Он смотрел на ангелов и вспоминал время своей волонтерской работы в Италии, у францисканских монахов. Вспоминал мысли и чувства, приходившие к нему возле гробницы святого Франциска. И конечно же, думал о Джулианне и расставании с ней.
Если бы только он смог дождаться первого июля. Дальше появлялась надежда на их воссоединение. Но Габриель не был уверен, что Джулия его простит. Он не был уверен ни в чьем прощении. И тем не менее нужно хотя бы попытаться.
Он достал мобильный телефон, вошел в адресную книгу и выбрал номер.

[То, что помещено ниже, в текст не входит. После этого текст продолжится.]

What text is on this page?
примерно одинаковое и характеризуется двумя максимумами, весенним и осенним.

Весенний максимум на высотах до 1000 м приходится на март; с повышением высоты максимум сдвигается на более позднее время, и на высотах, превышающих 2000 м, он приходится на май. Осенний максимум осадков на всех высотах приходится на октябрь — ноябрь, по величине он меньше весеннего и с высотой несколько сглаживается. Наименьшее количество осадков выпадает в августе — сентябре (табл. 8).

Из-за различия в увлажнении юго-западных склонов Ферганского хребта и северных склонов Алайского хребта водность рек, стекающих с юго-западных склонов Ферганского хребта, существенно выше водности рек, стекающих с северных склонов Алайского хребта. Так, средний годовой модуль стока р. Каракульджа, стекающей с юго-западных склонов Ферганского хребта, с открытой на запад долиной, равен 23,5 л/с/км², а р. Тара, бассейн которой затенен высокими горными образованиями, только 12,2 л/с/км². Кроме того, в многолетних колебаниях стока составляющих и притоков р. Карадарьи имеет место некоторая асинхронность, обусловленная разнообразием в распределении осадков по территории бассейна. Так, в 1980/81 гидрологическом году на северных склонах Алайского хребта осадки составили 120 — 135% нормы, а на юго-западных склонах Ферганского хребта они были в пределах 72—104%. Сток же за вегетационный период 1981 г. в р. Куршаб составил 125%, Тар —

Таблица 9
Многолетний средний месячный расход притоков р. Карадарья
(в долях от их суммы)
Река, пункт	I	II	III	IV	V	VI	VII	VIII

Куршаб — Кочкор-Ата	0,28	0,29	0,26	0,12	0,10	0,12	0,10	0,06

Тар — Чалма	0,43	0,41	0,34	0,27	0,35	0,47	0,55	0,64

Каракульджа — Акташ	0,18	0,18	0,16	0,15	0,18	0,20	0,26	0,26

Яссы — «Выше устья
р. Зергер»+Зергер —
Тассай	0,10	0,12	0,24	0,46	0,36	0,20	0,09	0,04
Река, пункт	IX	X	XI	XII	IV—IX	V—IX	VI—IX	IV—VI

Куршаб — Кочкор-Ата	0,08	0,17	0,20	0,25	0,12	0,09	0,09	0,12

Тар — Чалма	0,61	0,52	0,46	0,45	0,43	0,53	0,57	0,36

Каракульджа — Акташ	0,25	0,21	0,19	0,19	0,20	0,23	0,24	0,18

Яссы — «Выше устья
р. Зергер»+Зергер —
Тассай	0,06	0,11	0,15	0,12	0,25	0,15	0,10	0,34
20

– Габриель? – послышался удивленный женский голос.
Он глубоко втянул воздух:
– Да, Полина. Мне нужно тебя видеть.
– А что случилось?
Габриель повернулся спиной к памятнику. Он не мог говорить с ней, одновременно глядя на то, единственное имя.
– Я тебя долго не задержу. Мне хватит часа. Мы можем встретиться завтра?
– Я сейчас в Миннесоте. А о чем ты хочешь говорить?
– Вечером я вылечу в Миннеаполис. Мы сможем встретиться?
Голос его, как всегда, был требовательным, но сейчас к требовательности примешивалось напряжение, и потому он говорил тише обычного.
– Ладно. – Полина тяжело вздохнула. – Давай завтра утром встретимся в кафе «Карибу». Адрес я пришлю по электронной почте. – Полина замолчала. Чувствовалось, неожиданный звонок взбудоражил ее. – Не припомню, чтобы ты когда-нибудь мчался в другой город ради встречи со мной.
– Можешь не припоминать. Этого просто не было, – сквозь зубы произнес Габриель.
– Наш последний разговор приятным не назовешь. Ты видел, в каком я была состоянии, но повернулся и ушел.
– Полина… – В его голосе появились умоляющие нотки.
– Помнится, ты недвусмысленно дал понять, что обрываешь все контакты.
Габриель нервно расхаживал взад-вперед, сжимая в руке мобильник.
– Да. А что было потом?
– Я уехала домой.
Он остановился:
– Тебе еще несколько лет назад нужно было уехать домой, а мне – убедить тебя это сделать. – (Телефон молчал.) – Полина?
– Мне опять будет больно? Впрочем, что я спрашиваю. Наверное, будет.
– Я не знаю, – честно ответил Габриель. – Завтра поговорим.
Он отключился и некоторое время стоял, опустив голову. Потом снова повернулся к могиле их дочери.
* * *
Полина нервничала. Разговор в холле Мэньюлайф-билдинга и потом, на улице, был для нее крайне унизительным. Мало того что она не могла спать без таблеток и спиртного, мало того что она целиком зависела от учрежденного Габриелем фонда, тот январский разговор вынуждал ее нарушить собственную клятву. Полина обещала себе, что никогда не вернется в родные края. Но теперь у нее просто не было иного выбора.